Apple gehörte zu den ersten Unternehmen, die die so genannte Notch eingeführt und populär gemacht haben, der Konzern aus dem kalifornischen Cupertino hielt auch sehr lange daran fest. Denn während sich die meisten Android-Hersteller mittlerweile davon abgewandt haben und auf eine punktförmige "Punch-Hole"-Lösung setzen, gibt es bei Apple immer noch eine "Wanne", die am oberen Display-Rand Sensoren und Frontkamera beinhaltet.

Doch damit könnte dieses Jahr Schluss sein: Denn wie der stets bestens informierte Apple-Experte Mark Gurman in seinem Bloomberg-Newsletter "Power On" schreibt (via Apple Insider), dürfte Apple für das iPhone 14 erstmals auf ein Loch im oberen Bereich des Display setzen, das bei Samsung, Google, Huawei und Co. seit längerem Standard ist.

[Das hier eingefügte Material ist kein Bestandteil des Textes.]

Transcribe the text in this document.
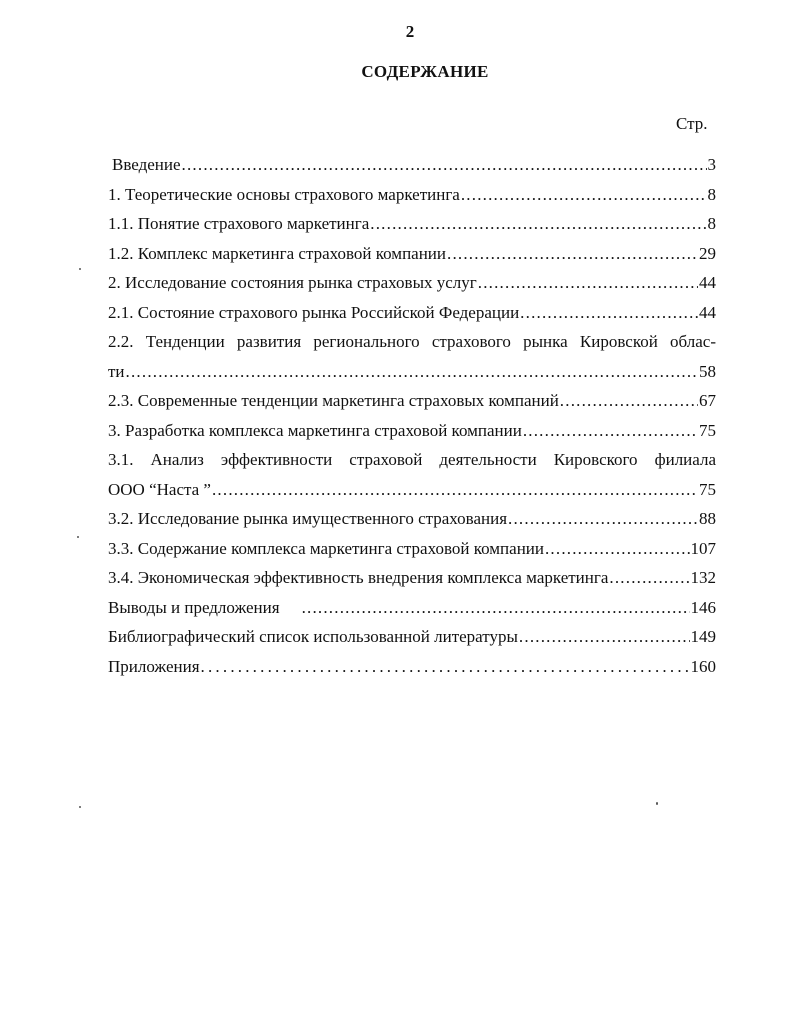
2
СОДЕРЖАНИЕ
Стр.
Введение .....	3
1. Теоретические основы страхового маркетинга .....	8
1.1. Понятие страхового маркетинга .....	8
1.2. Комплекс маркетинга страховой компании .....	29
2. Исследование состояния рынка страховых услуг .....	44
2.1. Состояние страхового рынка Российской Федерации .....	44
2.2. Тенденции развития регионального страхового рынка Кировской облас-
ти .....	58
2.3. Современные тенденции маркетинга страховых компаний .....	67
3. Разработка комплекса маркетинга страховой компании .....	75
3.1. Анализ эффективности страховой деятельности Кировского филиала
ООО “Наста ” .....	75
3.2. Исследование рынка имущественного страхования .....	88
3.3. Содержание комплекса маркетинга страховой компании .....	107
3.4. Экономическая эффективность внедрения комплекса маркетинга .....	132
Выводы и предложения .....	146
Библиографический список использованной литературы .....	149
Приложения .....	160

Das bedeutet, dass Apple einige Aspekte an der Front bzw. der True Depth-Kamera unter das Display verlegen müsste. Zumindest dann, wenn man weiterhin Face ID verwenden will - und daran gibt es eigentlich kaum Zweifel. Eine große Überraschung wäre das nicht, denn Experten wie Ming-Chi Kuo erwarten schon seit längerem, dass auch Apple zu einem Loch-Display wechselt.

Kamerabuckel und Titangehäuse

Weitere Gerüchte besagen, dass das iPhone 14, das zweifellos wieder im September 2022 vorgestellt wird, den Kamerabuckel auf der Rückseite eliminieren könnte, um das Gerät insgesamt flacher zu machen. Zudem könnte es ein Upgrade der Auflösung der Hauptkamera geben, nämlich von 12 auf 48 Megapixel. Außerdem schreibt Gurman, dass es ein Titangehäuse geben könnte.

Schließlich erwähnt Gurman auch noch ein bereits älteres Gerücht, nämlich dass das iPhone SE 5G-Konnektivität bekommen könnte oder dürfte - was angesichts der immer stärkeren Verbreitung von 5G keine Überraschung wäre.